Czechia Elects Populist Billionaire as Prime Minister
Andrej Babiš (left) shakes hand with Donald Trump (right) during a 2019 White House meeting (Picryl).
Right-wing, populist businessman Andrej Babiš has returned to power in Czechia for a second non-consecutive term after holding office from 2017 to 2021. Babiš’ party, ANO, won Czechia’s October 4 general election with 35 percent of the vote. Coalition negotiations are likely to result in Babiš reclaiming the post of prime minister, continuing the Europe-sweeping trend of electoral success for nationalist leaders.
Since founding it in 2011, Babiš led ANO — whose name is a play on the Czech word for “Yes” — to its best-ever result, taking 80 out of 200 parliament seats in an election with the highest voter turnout since 1998. Twenty-one seats short of a simple majority, he will likely seek to form a government with the two hard-right parties, which hold 28 seats between them. Despite holding enough seats to form a three-fifths constitutional majority in a coalition with ANO, center-right SPOLU has ruled out working with Babiš. While both groups are nominally conservative, ANO has spent the past four years in opposition lambasting the government. The electoral cycle consisted largely of Babiš and Petr Fiala, who is the outgoing prime minister and SPOLU’s leader, “trad[ing] petty insults.” For instance, Babiš accused Fiala of being “a ‘fool’ whose brain was clouded by ‘anti-Babišism’” in one of their debates.
Babiš, 71, has a checkered past that stretches as far back as the 1980s, when he became a member of the Czech Communist party and allegedly served the secret police. More recently, he has come under fire for his deceptive business dealings. Courts have found that Babiš, a billionaire, illegally retained control over his conglomerate’s dealings in his first term, as well as during his term as finance minister from 2013 to 2017. Moreover, he has been accused of misusing EU farm and small business subsidies and committing tax fraud through offshore accounts.

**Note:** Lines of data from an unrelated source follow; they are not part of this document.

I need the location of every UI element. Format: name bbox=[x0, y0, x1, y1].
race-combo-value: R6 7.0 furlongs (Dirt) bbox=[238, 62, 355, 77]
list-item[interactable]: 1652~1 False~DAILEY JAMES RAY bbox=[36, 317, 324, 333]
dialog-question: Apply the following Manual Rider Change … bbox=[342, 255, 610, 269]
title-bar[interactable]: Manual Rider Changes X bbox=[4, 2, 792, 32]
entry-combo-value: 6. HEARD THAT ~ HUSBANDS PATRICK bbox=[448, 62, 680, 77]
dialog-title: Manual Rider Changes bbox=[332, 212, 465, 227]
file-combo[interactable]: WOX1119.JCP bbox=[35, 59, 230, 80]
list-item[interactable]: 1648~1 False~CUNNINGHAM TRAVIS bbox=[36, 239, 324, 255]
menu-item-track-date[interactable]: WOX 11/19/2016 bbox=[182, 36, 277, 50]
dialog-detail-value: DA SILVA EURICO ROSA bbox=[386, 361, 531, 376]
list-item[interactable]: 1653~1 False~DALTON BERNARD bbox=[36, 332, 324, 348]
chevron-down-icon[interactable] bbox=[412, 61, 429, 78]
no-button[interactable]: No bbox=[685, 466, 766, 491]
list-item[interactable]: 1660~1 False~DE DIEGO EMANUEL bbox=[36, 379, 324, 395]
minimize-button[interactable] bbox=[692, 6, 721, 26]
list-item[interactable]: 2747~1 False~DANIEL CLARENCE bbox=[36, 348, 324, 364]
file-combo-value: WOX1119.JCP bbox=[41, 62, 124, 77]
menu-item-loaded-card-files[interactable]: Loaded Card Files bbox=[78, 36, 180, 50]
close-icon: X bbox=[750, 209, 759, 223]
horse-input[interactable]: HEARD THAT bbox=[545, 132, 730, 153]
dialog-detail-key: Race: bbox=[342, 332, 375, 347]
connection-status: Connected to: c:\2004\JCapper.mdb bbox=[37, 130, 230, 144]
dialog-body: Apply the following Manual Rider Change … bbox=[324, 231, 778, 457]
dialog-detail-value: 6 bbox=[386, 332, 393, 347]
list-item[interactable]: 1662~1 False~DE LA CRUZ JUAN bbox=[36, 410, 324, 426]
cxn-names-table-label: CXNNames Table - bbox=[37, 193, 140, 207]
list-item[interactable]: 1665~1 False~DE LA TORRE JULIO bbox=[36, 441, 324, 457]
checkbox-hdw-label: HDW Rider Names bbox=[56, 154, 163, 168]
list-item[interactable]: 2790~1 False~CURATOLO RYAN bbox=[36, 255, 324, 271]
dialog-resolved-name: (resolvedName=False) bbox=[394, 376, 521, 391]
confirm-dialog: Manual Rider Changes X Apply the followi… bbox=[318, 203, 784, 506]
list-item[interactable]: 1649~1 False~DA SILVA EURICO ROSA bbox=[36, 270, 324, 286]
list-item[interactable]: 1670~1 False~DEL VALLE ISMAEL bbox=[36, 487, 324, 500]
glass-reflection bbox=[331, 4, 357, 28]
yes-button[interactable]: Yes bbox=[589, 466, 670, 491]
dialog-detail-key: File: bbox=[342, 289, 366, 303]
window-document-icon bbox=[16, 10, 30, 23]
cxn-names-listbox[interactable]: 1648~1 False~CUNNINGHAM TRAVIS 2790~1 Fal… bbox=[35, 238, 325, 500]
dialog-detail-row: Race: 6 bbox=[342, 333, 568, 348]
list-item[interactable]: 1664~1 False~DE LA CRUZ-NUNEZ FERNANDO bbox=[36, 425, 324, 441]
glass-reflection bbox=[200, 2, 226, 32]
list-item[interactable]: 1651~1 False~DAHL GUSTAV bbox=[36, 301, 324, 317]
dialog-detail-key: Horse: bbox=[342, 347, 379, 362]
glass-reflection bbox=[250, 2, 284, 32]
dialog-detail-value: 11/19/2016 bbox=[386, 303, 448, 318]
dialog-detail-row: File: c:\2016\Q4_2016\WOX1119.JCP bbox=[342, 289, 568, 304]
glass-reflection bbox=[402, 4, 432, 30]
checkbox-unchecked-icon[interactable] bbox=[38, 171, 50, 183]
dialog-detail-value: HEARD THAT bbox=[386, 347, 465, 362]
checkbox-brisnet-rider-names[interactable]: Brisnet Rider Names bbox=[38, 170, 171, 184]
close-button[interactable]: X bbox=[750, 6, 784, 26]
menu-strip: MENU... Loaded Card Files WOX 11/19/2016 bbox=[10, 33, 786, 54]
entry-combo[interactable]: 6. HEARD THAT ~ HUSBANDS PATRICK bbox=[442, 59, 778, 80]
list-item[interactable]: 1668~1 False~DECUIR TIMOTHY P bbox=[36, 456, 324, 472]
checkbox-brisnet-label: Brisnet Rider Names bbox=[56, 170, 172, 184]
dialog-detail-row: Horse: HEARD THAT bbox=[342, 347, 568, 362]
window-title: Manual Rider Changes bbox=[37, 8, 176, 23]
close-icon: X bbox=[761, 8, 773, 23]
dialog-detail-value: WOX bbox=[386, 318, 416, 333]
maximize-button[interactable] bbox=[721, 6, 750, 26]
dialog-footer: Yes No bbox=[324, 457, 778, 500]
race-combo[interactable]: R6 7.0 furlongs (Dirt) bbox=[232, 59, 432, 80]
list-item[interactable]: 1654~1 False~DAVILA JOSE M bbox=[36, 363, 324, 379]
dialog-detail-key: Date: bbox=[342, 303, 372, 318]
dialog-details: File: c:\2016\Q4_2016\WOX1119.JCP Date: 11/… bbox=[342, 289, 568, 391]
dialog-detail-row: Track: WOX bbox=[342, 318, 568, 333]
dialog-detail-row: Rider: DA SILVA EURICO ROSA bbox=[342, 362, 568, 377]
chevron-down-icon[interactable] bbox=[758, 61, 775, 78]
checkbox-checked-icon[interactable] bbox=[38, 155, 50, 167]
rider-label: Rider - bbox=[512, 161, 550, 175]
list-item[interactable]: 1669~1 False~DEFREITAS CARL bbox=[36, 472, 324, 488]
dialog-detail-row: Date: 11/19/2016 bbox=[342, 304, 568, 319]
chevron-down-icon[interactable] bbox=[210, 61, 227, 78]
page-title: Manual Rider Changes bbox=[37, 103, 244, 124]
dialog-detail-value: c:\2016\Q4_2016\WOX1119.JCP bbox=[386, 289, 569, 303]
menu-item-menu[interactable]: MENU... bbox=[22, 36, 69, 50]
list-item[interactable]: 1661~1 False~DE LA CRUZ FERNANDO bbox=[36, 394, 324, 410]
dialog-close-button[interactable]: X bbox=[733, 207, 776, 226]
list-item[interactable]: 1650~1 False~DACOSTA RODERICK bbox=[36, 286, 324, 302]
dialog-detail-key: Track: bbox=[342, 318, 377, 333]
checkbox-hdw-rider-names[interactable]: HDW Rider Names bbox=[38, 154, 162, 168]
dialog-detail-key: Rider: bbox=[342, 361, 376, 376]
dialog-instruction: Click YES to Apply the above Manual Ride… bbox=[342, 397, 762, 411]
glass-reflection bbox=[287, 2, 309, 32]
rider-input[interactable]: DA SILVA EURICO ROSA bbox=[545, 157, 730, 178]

Babiš’s isolationist foreign policy may further fragment Europe. Having promised to “make the Czech Republic great again,” he has signaled a desire to curtail his country’s stalwart support for Ukraine. Last year, Czechia delivered 1.5 million artillery shells to Ukraine and has taken in a total of nearly 400,000 Ukrainian refugees since Russia’s invasion in 2022. Meanwhile, Czech citizens have faced mounting domestic hardship, as living costs have consistently outpaced incomes since 2019. Babiš places much of the blame for this on Europe. Last year, ANO collaborated with major Austrian and Hungarian far-right parties to create a “Patriots for Europe” alliance, which seeks to hamper EU federalism and Russia-bashing in favor of national sovereignty. Babiš opposes NATO’s recent commitment to spend 3.5 percent of GDP on defense by 2035 — Czechia has only recently met the goal of 2 percent defense spending, a target NATO set back in 2014. Babiš’ isolationist tendency contrasts that of U.S. President Donald Trump, who has insisted that Europe pay for its own defense. Czechia also appears particularly vulnerable to Trump’s EU tariffs due to its reliance on manufacturing and the automotive industry.